Ben bunu hep söylüyorum, Türkiye’nin 2023 yılında 300 milyar dolar turizm geliri hedefi olmalıdır. (2011 - 26 milyar dolardır). Dünyanın en güzel şehri olan İstanbul’a yılda sadece 3 milyon  turist gelmektedir. Oysa sadece Paris’i, Londra’yı ziyaret eden turist sayısı yılda 25 milyon kişi aşmaktadır.
Rahmetli Özal, eğer yanılmıyorsam Çırağan Sarayı ve otelinin bir kompleks olarak açılışını yaparken, “İstanbul’da daha beş yıldızlı yüz tane otele ve turistik tesise ihtiyaç vardır. İstanbul turizm merkezi olmanın yanısıra, dünya kongre merkezi olmalı ve uluslararası toplantılar burada yapılmalıdır” demişti.
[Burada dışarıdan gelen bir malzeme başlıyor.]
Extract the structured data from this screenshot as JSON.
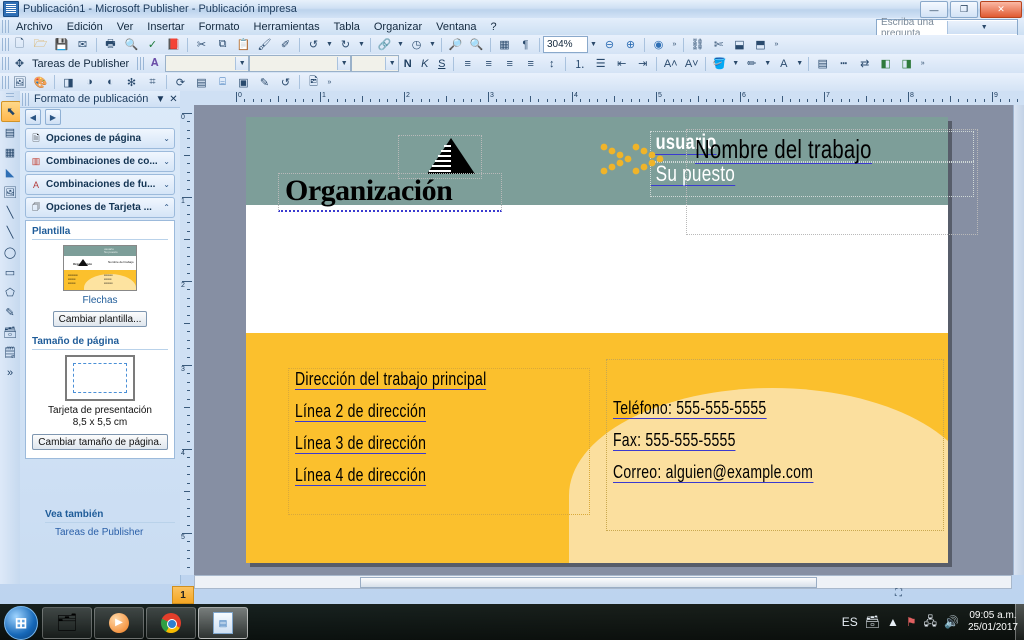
{
  "window": {
    "title": "Publicación1 - Microsoft Publisher -  Publicación impresa",
    "minimize": "—",
    "maximize": "❐",
    "close": "✕"
  },
  "menu": {
    "items": [
      "Archivo",
      "Edición",
      "Ver",
      "Insertar",
      "Formato",
      "Herramientas",
      "Tabla",
      "Organizar",
      "Ventana",
      "?"
    ]
  },
  "ask": {
    "placeholder": "Escriba una pregunta",
    "text": "Escriba una pregunta"
  },
  "toolbars": {
    "standard": [
      "new-icon",
      "open-icon",
      "save-icon",
      "email-icon",
      "print-icon",
      "print-preview-icon",
      "spelling-icon",
      "research-icon",
      "cut-icon",
      "copy-icon",
      "paste-icon",
      "format-painter-icon",
      "undo-icon",
      "redo-icon",
      "hyperlink-icon",
      "design-gallery-icon",
      "special-characters-icon",
      "show-paragraph-icon"
    ],
    "zoom_value": "304%",
    "zoom_out": "zoom-out-icon",
    "zoom_in": "zoom-in-icon",
    "help": "help-icon",
    "publisher_tasks_label": "Tareas de Publisher",
    "font_name": "",
    "font_size": "",
    "style_box": "",
    "bold": "N",
    "italic": "K",
    "underline": "S",
    "formatting": [
      "align-left-icon",
      "align-center-icon",
      "align-right-icon",
      "justify-icon",
      "line-spacing-icon",
      "numbered-list-icon",
      "bulleted-list-icon",
      "decrease-indent-icon",
      "increase-indent-icon",
      "grow-font-icon",
      "shrink-font-icon",
      "fill-color-icon",
      "line-color-icon",
      "font-color-icon",
      "line-style-icon",
      "dash-style-icon",
      "line-arrow-icon",
      "shadow-icon",
      "3d-icon"
    ],
    "picture_row": [
      "insert-picture-icon",
      "color-icon",
      "crop-icon",
      "more-contrast-icon",
      "less-contrast-icon",
      "more-brightness-icon",
      "less-brightness-icon",
      "rotate-icon",
      "line-weight-icon",
      "text-wrap-icon",
      "set-transparent-icon",
      "format-picture-icon",
      "reset-picture-icon",
      "recolor-icon"
    ]
  },
  "objects_toolbar": {
    "items": [
      "select-objects-icon",
      "text-box-icon",
      "insert-table-icon",
      "wordart-icon",
      "picture-frame-icon",
      "line-icon",
      "arrow-icon",
      "oval-icon",
      "rectangle-icon",
      "autoshapes-icon",
      "design-gallery-object-icon",
      "item-from-content-library-icon",
      "business-form-icon"
    ],
    "selected": "select-objects-icon"
  },
  "task_pane": {
    "title": "Formato de publicación",
    "close": "✕",
    "dropdown": "▼",
    "nav_back": "◀",
    "nav_forward": "▶",
    "accordions": [
      {
        "label": "Opciones de página",
        "icon": "page-options-icon",
        "chevron": "⌄"
      },
      {
        "label": "Combinaciones de co...",
        "icon": "color-schemes-icon",
        "chevron": "⌄"
      },
      {
        "label": "Combinaciones de fu...",
        "icon": "font-schemes-icon",
        "chevron": "⌄"
      },
      {
        "label": "Opciones de Tarjeta ...",
        "icon": "card-options-icon",
        "chevron": "⌃"
      }
    ],
    "template_section": "Plantilla",
    "template_name": "Flechas",
    "change_template_button": "Cambiar plantilla...",
    "page_size_section": "Tamaño de página",
    "page_size_name": "Tarjeta de presentación",
    "page_size_dims": "8,5 x 5,5 cm",
    "change_page_size_button": "Cambiar tamaño de página.",
    "see_also_label": "Vea también",
    "see_also_link": "Tareas de Publisher",
    "thumb_texts": {
      "name": "usuario",
      "post": "Su puesto",
      "org": "Organización",
      "job": "Nombre del trabajo"
    }
  },
  "rulers": {
    "horizontal_labels": [
      "0",
      "1",
      "2",
      "3",
      "4",
      "5",
      "6",
      "7",
      "8",
      "9"
    ],
    "vertical_labels": [
      "0",
      "1",
      "2",
      "3",
      "4",
      "5"
    ],
    "unit": "cm"
  },
  "card": {
    "name": "usuario",
    "job_position": "Su puesto",
    "organization": "Organización",
    "job_name": "Nombre del trabajo",
    "address_lines": [
      "Dirección del trabajo principal",
      "Línea 2 de dirección",
      "Línea 3 de dirección",
      "Línea 4 de dirección"
    ],
    "contact_lines": [
      "Teléfono: 555-555-5555",
      "Fax: 555-555-5555",
      "Correo: alguien@example.com"
    ],
    "colors": {
      "band": "#7d9e99",
      "body": "#fbc02d",
      "dome": "#fbdf9e",
      "accent_dot": "#f0b429",
      "white": "#ffffff"
    }
  },
  "status": {
    "page_number": "1",
    "position_icon": "object-position-icon"
  },
  "taskbar": {
    "start": "start-orb-icon",
    "buttons": [
      {
        "name": "windows-explorer-icon",
        "glyph": "🗂",
        "active": false
      },
      {
        "name": "windows-media-player-icon",
        "glyph": "▶",
        "active": false
      },
      {
        "name": "google-chrome-icon",
        "glyph": "◉",
        "active": false
      },
      {
        "name": "microsoft-publisher-icon",
        "glyph": "📄",
        "active": true
      }
    ],
    "tray": {
      "language": "ES",
      "icons": [
        "hidden-icons-icon",
        "network-icon",
        "action-center-icon",
        "volume-icon"
      ],
      "time": "09:05 a.m.",
      "date": "25/01/2017"
    }
  }
}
Bu nedenle, bazı tarihi yapıların 5 yıldızlı otele dönüştürülmesi doğrudur. Ancak, şehircilik Bakanı, eğer bu yerlere, rezidanslar, AVM’ler yapmaya kalkarsa yanlış yapmış olur. Bu nedenle, İTÜ’nün Gümüşsuyu/Taşkışla Fakülteleri, Galatasaray Üniversitesi, Kabataş Lisesi, Mimar Sinan Üniversitesi, Denizcilik Yüksek Okulu, Nişantaşı, Teşvikiye’deki meslek lisesi, Selimiye Kışlası, Balmumcu Kışlası gibi benzeri gibi yerler beş yıldızlı otel olarak değerlendirilmelidir.
Bunu söylerken altını çizerek, hemen ifade edeyim ki, Askeri Birliklerimize ve üniversitelerimize, İstanbul’un etrafında en güzel yerler tahsis edilmeli, oralara en çağdaş, en medeni, son teknolojiye havi, depreme dayanıklı, sağlam binalar yapılarak, tahsis edilmelidir. Eski yerlerimiz ellerimizden alınıyor şeklindeki hayıflanmalara gerek yoktur. Önemli olan ülkemizin, turizm alanındaki hedeflerinin gerçekleşmesi için yapılacak ortak fedakarlıklardır. Ayrıca, zaman zaman konuşulan Dolmabahçe stadının yıkılarak, beton yığını yeni bir stat yapılması fevkalade yanlıştır. Güzide Kulübümüz Beşiktaş’a da İstanbul’un uygun bir yerinde, Türkiye’deki, mevcut statların, en ileri düzeyinde, yepyeni bir stat yapılarak, verilmelidir.
Büyük Önder Gazi Mustafa Kemal Atatürk’ün kurduğu Cumhuriyet’in 100. yılında, 2023’de, ona layık bir tablo ile çıkmak mecburiyetindeyiz. Bana göre Türkiye’nin bugün en önemli meselesi, Yüksek Kalkınma hızına ve çağdaş değerlere dayalı yeni bir 2023 Türkiye’si ortaya koymaktır. Bu nedenle, Türkiye’nin hızlı, rasyonel, olumlu netice alıcı uygulamalara ihtiyacı vardır.